Some Pacific Highlands Ranch residents addressed San Dieguito Union School District board at its Aug. 18 meeting about opening up some of the Canyon Crest Academy’s publicly-funded tennis courts to the tennis-playing public.
Philip Pellouchoud, a new resident of Pacific Highlands Ranch, was one of three residents to make the request to the board. Both of his kids are competitive junior tennis players and grew up in the Poway Unified School District area where they had very good access to tennis courts — high schools such as Westview, Poway, Mt. Carmel and Rancho Bernardo make at least some courts available to residents.
In Carmel Valley, he has few options for his kids to play on public courts — there are long waits at Torrey Pines High’s courts and while he is still a member at a club in Penasquitos it would be more convenient for his kids to play on the courts right in his neighborhood.
“This really boils down to one very simple issue: What kind of community do we want to be? Do we want to be a community that welcomes children into our publicly-funded facilities or do we want to build walls and lock gates to prevent access? Do we want to be a community that fosters and encourages physical fitness or do we want to keep to ourselves and expect families to do it on their own with no support from the community?” Pellouchoud asked. “When a community starts to lock kids out, when it starts taking away options, we shouldn’t be surprised when we see vandalism and increased truancy. Parks, recreation centers and easy access to publicly-funded facilities is an effective weapon against teenage boredom.”
Christopher Black, the CCA varsity tennis coach since the school opened 13 years ago, said as a lifelong tennis player he can appreciate that people want to have a place to play. However, he warned the board that opening up the tennis courts to the public could carry a significant fiscal cost, compromise the integrity of the facilities and cause a safety issue for students.
Black said over the past 13 seasons he has visited over 50 of San Diego County’s high school tennis facilities and very few compare to CCA’s as they’ve managed to preserve the courts by limiting their use.
Black said when he first started coaching the team, they visited the Torrey Pines courts that are open to the public and found them to be a “mess,” with cut nets, vandalized fences, and courts scratched up and marred by gum and black marks, victim to skateboards and others who didn’t respect the surface or use it for its intended use.
“Unfortunately, tennis players like the gentlemen that just spoke, don’t ruin public courts. People who use them for purposes other than tennis do,” Black said.
Black said opening up the courts would speed up the timetable for when CCA’s courts would need to be resurfaced. The average court costs $6,000 to resurface — with the eight courts at CCA, it would cost nearly $50,000.
The average public court needs to be resurfaced every four to six years and Black said because CCA’s courts have been so well preserved for the past 13 years, they will likely not need to be resurfaced for another two to three years.
“In the time that many courts would be on their fourth resurfacing, we will have been on our first, thus saving the district nearly $200,000,” Black said.
Interim Superintendent Eric Dill said the public use of school facilities policy has been in place for a number of years and serves as protection for the district’s assets, as well as the students and staff on the school property.
The policy does allow for community groups to use district facilities when it doesn’t conflict with school programs and Dill said it has been very successful.

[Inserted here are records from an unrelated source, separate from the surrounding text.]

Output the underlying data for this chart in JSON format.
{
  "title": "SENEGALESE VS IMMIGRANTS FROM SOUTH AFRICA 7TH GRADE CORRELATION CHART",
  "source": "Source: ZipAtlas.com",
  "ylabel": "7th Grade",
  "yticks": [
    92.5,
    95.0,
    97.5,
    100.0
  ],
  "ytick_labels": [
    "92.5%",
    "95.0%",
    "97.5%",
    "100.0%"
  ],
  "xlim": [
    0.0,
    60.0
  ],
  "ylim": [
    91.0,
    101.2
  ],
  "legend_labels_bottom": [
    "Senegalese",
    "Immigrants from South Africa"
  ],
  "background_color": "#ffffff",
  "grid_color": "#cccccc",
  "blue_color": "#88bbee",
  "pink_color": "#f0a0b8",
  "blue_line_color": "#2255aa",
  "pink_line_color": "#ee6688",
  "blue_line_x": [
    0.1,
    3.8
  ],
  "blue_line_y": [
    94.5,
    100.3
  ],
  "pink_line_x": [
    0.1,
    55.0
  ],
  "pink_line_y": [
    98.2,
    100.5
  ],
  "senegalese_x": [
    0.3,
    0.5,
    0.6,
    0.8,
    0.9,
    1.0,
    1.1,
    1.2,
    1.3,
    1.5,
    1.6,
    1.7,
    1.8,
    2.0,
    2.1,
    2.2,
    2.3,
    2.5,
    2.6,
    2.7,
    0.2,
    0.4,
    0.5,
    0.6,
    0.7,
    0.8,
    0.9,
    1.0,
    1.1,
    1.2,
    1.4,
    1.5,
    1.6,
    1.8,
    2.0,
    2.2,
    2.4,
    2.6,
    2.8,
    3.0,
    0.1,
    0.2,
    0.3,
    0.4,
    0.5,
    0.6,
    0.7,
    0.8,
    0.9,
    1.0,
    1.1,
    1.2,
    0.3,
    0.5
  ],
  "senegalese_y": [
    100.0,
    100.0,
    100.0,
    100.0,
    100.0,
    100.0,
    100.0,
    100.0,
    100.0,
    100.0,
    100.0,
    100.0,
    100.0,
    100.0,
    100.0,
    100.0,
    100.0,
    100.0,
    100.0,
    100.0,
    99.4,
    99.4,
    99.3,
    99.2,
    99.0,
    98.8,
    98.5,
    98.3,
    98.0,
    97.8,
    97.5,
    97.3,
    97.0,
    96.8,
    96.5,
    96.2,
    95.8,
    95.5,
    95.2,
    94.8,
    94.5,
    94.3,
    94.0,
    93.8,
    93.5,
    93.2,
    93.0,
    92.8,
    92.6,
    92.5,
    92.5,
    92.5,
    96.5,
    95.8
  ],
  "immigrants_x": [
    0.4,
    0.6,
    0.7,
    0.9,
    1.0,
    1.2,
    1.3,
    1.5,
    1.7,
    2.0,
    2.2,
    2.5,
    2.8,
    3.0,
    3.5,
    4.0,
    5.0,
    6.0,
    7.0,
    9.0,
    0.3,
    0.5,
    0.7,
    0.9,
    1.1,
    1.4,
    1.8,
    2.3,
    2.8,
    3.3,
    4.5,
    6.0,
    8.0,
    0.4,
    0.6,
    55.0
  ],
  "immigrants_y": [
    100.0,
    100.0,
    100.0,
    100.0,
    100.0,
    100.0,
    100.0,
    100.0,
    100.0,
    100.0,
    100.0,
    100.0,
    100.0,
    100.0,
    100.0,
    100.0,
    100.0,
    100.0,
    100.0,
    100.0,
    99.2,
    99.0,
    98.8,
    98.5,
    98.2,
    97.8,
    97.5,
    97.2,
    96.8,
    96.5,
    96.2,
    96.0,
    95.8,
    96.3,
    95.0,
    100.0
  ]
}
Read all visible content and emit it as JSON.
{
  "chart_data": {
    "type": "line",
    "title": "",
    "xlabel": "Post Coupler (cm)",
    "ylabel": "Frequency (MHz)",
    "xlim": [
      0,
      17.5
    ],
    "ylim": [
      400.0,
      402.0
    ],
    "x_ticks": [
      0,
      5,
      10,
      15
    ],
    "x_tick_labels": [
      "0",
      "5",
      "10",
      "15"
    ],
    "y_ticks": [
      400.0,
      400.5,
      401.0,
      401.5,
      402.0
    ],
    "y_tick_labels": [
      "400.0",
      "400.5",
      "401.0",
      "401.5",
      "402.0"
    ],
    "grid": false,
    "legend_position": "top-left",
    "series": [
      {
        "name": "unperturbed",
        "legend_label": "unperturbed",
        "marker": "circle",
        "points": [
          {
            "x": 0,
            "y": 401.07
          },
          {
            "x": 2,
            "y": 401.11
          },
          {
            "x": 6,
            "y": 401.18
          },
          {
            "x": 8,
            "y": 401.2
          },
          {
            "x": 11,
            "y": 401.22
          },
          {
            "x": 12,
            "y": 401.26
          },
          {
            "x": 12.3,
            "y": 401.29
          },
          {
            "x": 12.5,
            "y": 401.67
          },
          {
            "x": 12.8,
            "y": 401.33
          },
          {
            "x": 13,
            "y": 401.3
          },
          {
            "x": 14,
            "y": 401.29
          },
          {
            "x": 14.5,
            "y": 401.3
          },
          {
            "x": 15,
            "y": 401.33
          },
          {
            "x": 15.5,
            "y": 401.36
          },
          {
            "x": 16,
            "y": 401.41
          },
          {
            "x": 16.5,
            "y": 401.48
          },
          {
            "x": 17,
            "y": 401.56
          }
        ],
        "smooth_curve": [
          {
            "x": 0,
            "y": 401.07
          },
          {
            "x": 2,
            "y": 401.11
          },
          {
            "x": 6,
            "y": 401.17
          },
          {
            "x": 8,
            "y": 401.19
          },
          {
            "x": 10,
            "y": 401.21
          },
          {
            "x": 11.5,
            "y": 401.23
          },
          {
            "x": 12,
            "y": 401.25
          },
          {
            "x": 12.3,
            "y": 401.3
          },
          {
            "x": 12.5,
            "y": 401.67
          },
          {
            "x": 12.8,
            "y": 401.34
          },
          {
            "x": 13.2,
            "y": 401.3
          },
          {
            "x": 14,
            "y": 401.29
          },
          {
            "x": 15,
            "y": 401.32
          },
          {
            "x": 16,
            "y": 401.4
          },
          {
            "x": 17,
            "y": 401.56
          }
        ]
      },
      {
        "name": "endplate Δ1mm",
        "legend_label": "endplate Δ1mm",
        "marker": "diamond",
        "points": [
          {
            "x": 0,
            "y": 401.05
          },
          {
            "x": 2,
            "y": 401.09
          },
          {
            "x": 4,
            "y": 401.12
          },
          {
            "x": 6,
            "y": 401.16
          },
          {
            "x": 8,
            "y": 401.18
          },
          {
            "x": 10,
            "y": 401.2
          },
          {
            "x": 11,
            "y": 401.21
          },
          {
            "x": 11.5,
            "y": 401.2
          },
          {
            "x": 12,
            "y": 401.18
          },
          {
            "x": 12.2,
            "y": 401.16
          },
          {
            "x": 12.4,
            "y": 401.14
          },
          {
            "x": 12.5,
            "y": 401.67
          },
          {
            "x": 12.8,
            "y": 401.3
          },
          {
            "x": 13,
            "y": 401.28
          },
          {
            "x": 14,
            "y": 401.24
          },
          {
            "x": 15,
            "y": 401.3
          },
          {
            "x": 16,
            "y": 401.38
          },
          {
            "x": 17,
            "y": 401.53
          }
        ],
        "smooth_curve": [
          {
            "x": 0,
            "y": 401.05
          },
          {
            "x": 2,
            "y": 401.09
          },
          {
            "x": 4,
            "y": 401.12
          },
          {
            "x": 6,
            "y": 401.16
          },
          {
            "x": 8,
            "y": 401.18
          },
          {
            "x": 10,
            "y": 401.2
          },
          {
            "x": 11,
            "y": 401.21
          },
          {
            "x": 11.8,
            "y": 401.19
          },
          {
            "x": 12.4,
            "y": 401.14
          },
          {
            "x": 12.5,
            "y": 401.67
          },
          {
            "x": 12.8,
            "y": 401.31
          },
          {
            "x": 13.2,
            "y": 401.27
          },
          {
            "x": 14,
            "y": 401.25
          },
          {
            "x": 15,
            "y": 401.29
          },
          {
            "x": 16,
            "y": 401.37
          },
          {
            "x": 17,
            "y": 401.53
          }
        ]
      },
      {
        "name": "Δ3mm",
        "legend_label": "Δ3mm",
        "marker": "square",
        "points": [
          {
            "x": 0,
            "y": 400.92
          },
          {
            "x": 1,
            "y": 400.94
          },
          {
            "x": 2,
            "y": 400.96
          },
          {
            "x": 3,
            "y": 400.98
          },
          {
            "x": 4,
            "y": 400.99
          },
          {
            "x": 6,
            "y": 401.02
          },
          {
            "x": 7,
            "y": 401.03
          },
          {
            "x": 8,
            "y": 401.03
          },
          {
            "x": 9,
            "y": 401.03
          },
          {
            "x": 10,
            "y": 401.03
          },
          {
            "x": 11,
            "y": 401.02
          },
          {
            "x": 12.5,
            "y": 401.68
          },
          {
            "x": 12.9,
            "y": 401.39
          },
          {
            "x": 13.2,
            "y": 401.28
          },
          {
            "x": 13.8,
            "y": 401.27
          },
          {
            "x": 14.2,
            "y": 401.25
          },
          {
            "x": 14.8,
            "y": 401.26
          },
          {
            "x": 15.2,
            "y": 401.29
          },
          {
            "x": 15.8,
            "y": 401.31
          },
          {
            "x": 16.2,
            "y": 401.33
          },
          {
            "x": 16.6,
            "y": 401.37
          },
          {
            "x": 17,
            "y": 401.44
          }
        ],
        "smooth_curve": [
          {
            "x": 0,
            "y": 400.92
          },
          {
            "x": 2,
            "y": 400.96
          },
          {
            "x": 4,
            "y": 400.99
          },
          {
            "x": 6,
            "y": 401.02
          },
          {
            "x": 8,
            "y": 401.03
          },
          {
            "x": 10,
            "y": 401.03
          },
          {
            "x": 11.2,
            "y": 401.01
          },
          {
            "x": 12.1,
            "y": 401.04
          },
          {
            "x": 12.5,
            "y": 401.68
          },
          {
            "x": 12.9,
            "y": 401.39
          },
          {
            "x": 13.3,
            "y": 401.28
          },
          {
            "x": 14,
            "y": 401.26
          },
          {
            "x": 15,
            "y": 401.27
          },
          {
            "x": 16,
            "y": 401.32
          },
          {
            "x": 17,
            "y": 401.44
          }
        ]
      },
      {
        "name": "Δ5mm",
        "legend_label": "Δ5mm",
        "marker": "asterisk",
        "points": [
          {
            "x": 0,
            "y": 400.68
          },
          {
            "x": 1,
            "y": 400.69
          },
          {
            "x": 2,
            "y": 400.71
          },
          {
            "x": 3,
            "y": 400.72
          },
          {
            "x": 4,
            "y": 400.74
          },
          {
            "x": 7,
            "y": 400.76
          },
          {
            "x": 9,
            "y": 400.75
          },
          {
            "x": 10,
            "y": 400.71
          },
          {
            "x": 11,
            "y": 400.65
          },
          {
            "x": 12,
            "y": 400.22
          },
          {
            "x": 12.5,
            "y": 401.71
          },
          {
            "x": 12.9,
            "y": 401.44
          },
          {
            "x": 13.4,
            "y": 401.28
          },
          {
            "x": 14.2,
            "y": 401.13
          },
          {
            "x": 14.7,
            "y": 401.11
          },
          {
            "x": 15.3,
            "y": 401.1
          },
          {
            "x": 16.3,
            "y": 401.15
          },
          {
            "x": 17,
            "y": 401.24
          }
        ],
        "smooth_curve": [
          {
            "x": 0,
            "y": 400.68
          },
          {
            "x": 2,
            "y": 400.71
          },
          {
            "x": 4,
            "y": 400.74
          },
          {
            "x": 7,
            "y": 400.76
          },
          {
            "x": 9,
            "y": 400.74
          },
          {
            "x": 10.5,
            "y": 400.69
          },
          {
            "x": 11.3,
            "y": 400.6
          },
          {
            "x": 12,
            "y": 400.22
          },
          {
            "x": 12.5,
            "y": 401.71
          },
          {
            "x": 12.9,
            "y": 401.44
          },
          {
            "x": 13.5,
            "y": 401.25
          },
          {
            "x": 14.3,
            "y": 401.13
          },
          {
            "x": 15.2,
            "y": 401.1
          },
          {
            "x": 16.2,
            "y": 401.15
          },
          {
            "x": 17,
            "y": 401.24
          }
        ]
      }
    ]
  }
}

Last year they scheduled over 1,900 events across the district’s 10 schools with outside users.
“The issue of the CCA tennis courts is primarily one of safety and protecting the school because of where the courts are located,” Dill said. “It’s in the center of the campus and if we were to open one gate to allow entry by the general public it really opens up the entire campus.”
Opening the gates puts the campus at risk for vandalism, theft and damage on the tennis courts and beyond, he said.
“We have had lots of instances of bad behavior on our campuses,” Dill said. “People who’ve damaged the floors, we had one group that destroyed a grand piano, lots of issues in the restroom and abusive behavior toward staff. With the facility use policy and somebody who’s rented the facility, we’ve known who those folks are and who we can hold accountable.”
Dill said with Pacific Highlands Ranch, residents are dealing with an issue of living in a still-growing community and not having recreational resources available yet.
The new PHR Community Park and Recreation Center, located between Pacific Trails and CCA, has been designed and is slated to be complete in July of 2019. The design committee moved away from a plan for the park that included five tennis courts as they take up a lot of space and the city has expressed interest in a joint-use agreement with CCA for its courts.
For a long time, SDUHSD had a joint-use agreement with the city of Encinitas to use the San Dieguito Academy High School courts — Dill said they jokingly referred to it as the skate park because while they kept it open for tennis use, they never saw it being used by anybody other than skateboarders.
That agreement lasted for about 30 years until the city invested in its own tennis courts.
Dill said there is an option to negotiate with the San Diego City Parks and Recreation Department on a similar joint-use agreement — he said the city has also expressed an interest in using the Pacific Trails track.
Dill said he would also continue to work with the neighboring West Highlands Pacific Homeowners Association on a potential facility use permit which would enable its residents to play on the courts if the organization takes on the fees and the liability.
“We have never said that the public can’t use the courts, it’s just about trying to find a way to work within the district’s policy,” Dill said.